Zhang Xiao-Yu, Shi Haichao, Li Changsheng, Shi Xinchu
IEEE Trans Image Process. 2022;31:4447-4457. doi: 10.1109/TIP.2022.3185485. Epub 2022 Jul 1.
Weakly supervised action localization is a challenging task with extensive applications, which aims to identify actions and the corresponding temporal intervals with only video-level annotations available. This paper analyzes the order-sensitive and location-insensitive properties of actions, and embodies them into a self-augmented learning framework to improve the weakly supervised action localization performance. To be specific, we propose a novel two-branch network architecture with intra/inter-action shuffling, referred to as ActShufNet. The intra-action shuffling branch lays out a self-supervised order prediction task to augment the video representation with inner-video relevance, whereas the inter-action shuffling branch imposes a reorganizing strategy on the existing action contents to augment the training set without resorting to any external resources. Furthermore, the global-local adversarial training is presented to enhance the model's robustness to irrelevant noises. Extensive experiments are conducted on three benchmark datasets, and the results clearly demonstrate the efficacy of the proposed method.
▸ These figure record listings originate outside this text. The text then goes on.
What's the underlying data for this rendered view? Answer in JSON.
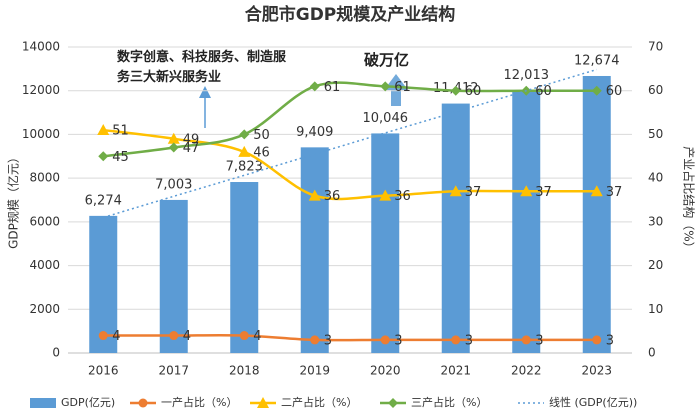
{
  "chart_data": {
    "type": "bar",
    "title": "合肥市GDP规模及产业结构",
    "categories": [
      "2016",
      "2017",
      "2018",
      "2019",
      "2020",
      "2021",
      "2022",
      "2023"
    ],
    "series": [
      {
        "name": "GDP(亿元)",
        "type": "bar",
        "color": "#5b9bd5",
        "values": [
          6274,
          7003,
          7823,
          9409,
          10046,
          11412,
          12013,
          12674
        ],
        "value_labels": [
          "6,274",
          "7,003",
          "7,823",
          "9,409",
          "10,046",
          "11,412",
          "12,013",
          "12,674"
        ]
      },
      {
        "name": "一产占比（%）",
        "type": "line",
        "axis": "y2",
        "color": "#ed7d31",
        "marker": "circle",
        "values": [
          4,
          4,
          4,
          3,
          3,
          3,
          3,
          3
        ]
      },
      {
        "name": "二产占比（%）",
        "type": "line",
        "axis": "y2",
        "color": "#ffc000",
        "marker": "triangle",
        "values": [
          51,
          49,
          46,
          36,
          36,
          37,
          37,
          37
        ]
      },
      {
        "name": "三产占比（%）",
        "type": "line",
        "axis": "y2",
        "color": "#70ad47",
        "marker": "diamond",
        "values": [
          45,
          47,
          50,
          61,
          61,
          60,
          60,
          60
        ]
      },
      {
        "name": "线性 (GDP(亿元))",
        "type": "line",
        "style": "dotted",
        "color": "#5b9bd5",
        "values": [
          6200,
          7170,
          8130,
          9100,
          10070,
          11030,
          12000,
          12970
        ]
      }
    ],
    "y_label": "GDP规模（亿元）",
    "y2_label": "产业占比结构（%）",
    "ylim": [
      0,
      14000
    ],
    "yticks": [
      0,
      2000,
      4000,
      6000,
      8000,
      10000,
      12000,
      14000
    ],
    "y2lim": [
      0,
      70
    ],
    "y2ticks": [
      0,
      10,
      20,
      30,
      40,
      50,
      60,
      70
    ],
    "grid": true,
    "legend": "bottom",
    "annotations": [
      "数字创意、科技服务、制造服务三大新兴服务业",
      "破万亿"
    ]
  }
}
弱监督动作定位是一项具有广泛应用的挑战性任务,其旨在仅利用可用的视频级注释来识别动作及相应的时间间隔。本文分析了动作的顺序敏感性和位置不敏感性属性,并将它们体现在一个自增强学习框架中,以提高弱监督动作定位性能。具体而言,我们提出了一种具有动作内/动作间洗牌操作的新型双分支网络架构,称为ActShufNet。动作内洗牌分支布置了一个自监督顺序预测任务,以通过视频内相关性增强视频表示,而动作间洗牌分支对现有动作内容施加一种重组策略,以在不借助任何外部资源的情况下扩充训练集。此外,还提出了全局-局部对抗训练以增强模型对无关噪声的鲁棒性。在三个基准数据集上进行了广泛实验,结果清楚地证明了所提方法的有效性。